While many are focused on Dent's snapping and blocking abilities, and how those compare to the skills of departed Rimington Award winner Dan Mozes, there are just as many other items that will be as important in determining how well he plays this year. Chief among those will be his ability to make the correct reads and make blocking calls for the entire line – things that occur before he even settles over the ball.
Of course, defensive fronts aren't going to stand still once he gets into his stance over the ball, and will wait until he looks back to find his shotgun snapping target before they begin to shift. That's where the help from veterans such as Figner and Ryan Stanchek comes in. They'll see changes and make verbal calls to help Dent with the final call, which, as noted, he makes due to his position in the center of the line.
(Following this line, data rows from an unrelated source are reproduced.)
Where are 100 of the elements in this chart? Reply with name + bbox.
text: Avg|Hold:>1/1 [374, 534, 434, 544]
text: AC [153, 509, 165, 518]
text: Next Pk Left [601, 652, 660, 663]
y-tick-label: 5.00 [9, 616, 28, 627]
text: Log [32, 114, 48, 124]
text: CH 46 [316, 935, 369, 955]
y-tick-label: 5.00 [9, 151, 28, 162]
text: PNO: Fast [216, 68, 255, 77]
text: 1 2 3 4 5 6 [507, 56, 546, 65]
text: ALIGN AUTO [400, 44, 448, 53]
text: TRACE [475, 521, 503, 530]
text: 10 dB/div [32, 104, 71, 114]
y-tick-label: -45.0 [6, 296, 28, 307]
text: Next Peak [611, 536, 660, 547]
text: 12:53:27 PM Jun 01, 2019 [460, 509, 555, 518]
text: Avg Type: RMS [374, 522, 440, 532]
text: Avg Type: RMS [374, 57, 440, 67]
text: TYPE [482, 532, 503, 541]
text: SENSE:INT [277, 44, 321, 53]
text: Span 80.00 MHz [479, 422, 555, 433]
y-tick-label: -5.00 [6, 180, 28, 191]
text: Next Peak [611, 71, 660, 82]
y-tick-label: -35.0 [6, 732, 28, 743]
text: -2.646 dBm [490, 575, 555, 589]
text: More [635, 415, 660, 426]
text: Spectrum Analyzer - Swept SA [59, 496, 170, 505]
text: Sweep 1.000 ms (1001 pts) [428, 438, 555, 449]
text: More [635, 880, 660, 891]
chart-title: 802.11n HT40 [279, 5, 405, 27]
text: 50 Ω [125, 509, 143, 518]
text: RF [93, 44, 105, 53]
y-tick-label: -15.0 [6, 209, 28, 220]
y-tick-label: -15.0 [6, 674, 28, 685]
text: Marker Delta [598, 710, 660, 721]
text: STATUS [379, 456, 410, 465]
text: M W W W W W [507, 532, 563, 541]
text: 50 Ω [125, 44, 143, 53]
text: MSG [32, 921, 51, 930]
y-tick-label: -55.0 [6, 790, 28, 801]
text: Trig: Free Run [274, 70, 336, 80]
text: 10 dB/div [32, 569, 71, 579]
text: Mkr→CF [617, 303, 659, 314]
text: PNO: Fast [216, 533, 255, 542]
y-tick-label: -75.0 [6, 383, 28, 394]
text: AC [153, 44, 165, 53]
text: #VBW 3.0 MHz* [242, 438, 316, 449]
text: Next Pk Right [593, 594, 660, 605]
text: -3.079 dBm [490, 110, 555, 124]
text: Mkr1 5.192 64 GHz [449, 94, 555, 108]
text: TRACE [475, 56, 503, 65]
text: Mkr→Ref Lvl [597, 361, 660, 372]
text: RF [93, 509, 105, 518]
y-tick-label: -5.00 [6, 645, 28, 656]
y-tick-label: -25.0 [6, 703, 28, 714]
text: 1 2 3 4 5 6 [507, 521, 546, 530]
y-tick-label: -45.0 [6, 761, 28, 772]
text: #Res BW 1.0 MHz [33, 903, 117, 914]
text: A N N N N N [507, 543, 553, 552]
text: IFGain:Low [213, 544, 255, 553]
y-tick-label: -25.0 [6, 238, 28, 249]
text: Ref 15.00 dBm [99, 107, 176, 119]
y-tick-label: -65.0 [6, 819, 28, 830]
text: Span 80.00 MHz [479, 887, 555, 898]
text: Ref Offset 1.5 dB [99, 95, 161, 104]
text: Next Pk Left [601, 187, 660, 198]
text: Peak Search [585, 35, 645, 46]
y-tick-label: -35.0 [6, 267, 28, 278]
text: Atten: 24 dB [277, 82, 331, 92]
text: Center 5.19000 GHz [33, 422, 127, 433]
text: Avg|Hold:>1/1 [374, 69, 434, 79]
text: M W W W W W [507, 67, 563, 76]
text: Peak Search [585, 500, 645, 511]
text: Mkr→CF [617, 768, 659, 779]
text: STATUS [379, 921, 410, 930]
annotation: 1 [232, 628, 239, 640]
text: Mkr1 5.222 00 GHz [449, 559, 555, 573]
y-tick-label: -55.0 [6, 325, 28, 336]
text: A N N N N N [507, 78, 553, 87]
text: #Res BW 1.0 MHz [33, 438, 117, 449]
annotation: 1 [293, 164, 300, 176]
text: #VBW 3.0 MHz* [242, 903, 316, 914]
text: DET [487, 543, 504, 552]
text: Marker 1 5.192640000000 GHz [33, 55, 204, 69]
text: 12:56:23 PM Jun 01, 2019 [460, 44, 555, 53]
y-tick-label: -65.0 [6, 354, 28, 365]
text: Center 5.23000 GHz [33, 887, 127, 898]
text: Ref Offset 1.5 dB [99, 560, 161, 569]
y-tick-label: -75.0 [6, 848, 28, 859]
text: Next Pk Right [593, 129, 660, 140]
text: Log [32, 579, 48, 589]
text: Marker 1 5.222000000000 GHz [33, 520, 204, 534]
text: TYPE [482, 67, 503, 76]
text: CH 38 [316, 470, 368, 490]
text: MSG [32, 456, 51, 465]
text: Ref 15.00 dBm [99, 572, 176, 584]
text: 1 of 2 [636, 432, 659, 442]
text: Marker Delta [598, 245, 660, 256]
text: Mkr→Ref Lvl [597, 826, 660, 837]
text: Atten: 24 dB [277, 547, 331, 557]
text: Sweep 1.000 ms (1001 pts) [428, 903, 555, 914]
"Part of it is just the communication, knowing what each of you is going to do before the ball is snapped," Figner said of the learning process. "You get to the point where you can make a read without having to say anything – you get to the point where you both make the same read and you trust each other to pick it up. Right now we are making all the calls out loud and working to make that run more smoothly."
That process takes a lot of work to bring to maximum efficiency, of course, which makes every repetition in practice an important one. Injuries and classes can reduce those reps to levels that can harm performance early in the season, so the fact that all five starters, as well as key reserves, have been healthy for the preseason so far is a good harbinger of things to come.
In addition to working together, the linemen are also working to improve their individual skills. Figner, as the right tackle, has the job of protecting quarterback Patrick White's blind side, a duty that usually falls to the left tackle. However, White's southpaw delivery means that it's Figner, not Stanchek, who bears that extra pressure. However, Figner, whose even-keel personality is apparent even in a brief interview session, doesn't let that bother him.
"The way our offense is spread out and the way our backfield moves around so much, it doesn't really cross my mind," he said. "With Pat moving around so much back there, I don't really think about it being me protecting his back side.
"Basically Pat is one of those guys who is such a good athlete, such a playmaker, that if there is coverage downfield he might be able to get out of the pocket and avoid a sack and make a play out of it," he continued. "Those plays make us look good, but it's basically him making a play. Obviously we don't want to miss assignments, but he can make us look good [even when we do]."
While White's mobility certainly contributes to a low sack number, the skill of West Virginia's offensive front plays just as big of a role. WVU gave up just 15 sacks in 2006, and a lot of the credit goes to the guys up front. There weren't many ‘look out' blocks thrown last year (the name comes from an offensive lineman yelling "Look Out!" after missing a pass rusher), and Figner is determined to keep it that way.
"I think we just need to jell together. The new guys and the guys that will be new starters just have to gain the trust of the guys that are the returning starters. It's just getting used to the guy next to you. Each player has certain nuances and a certain way of doing things, and it's a matter of getting used to that through fall camp."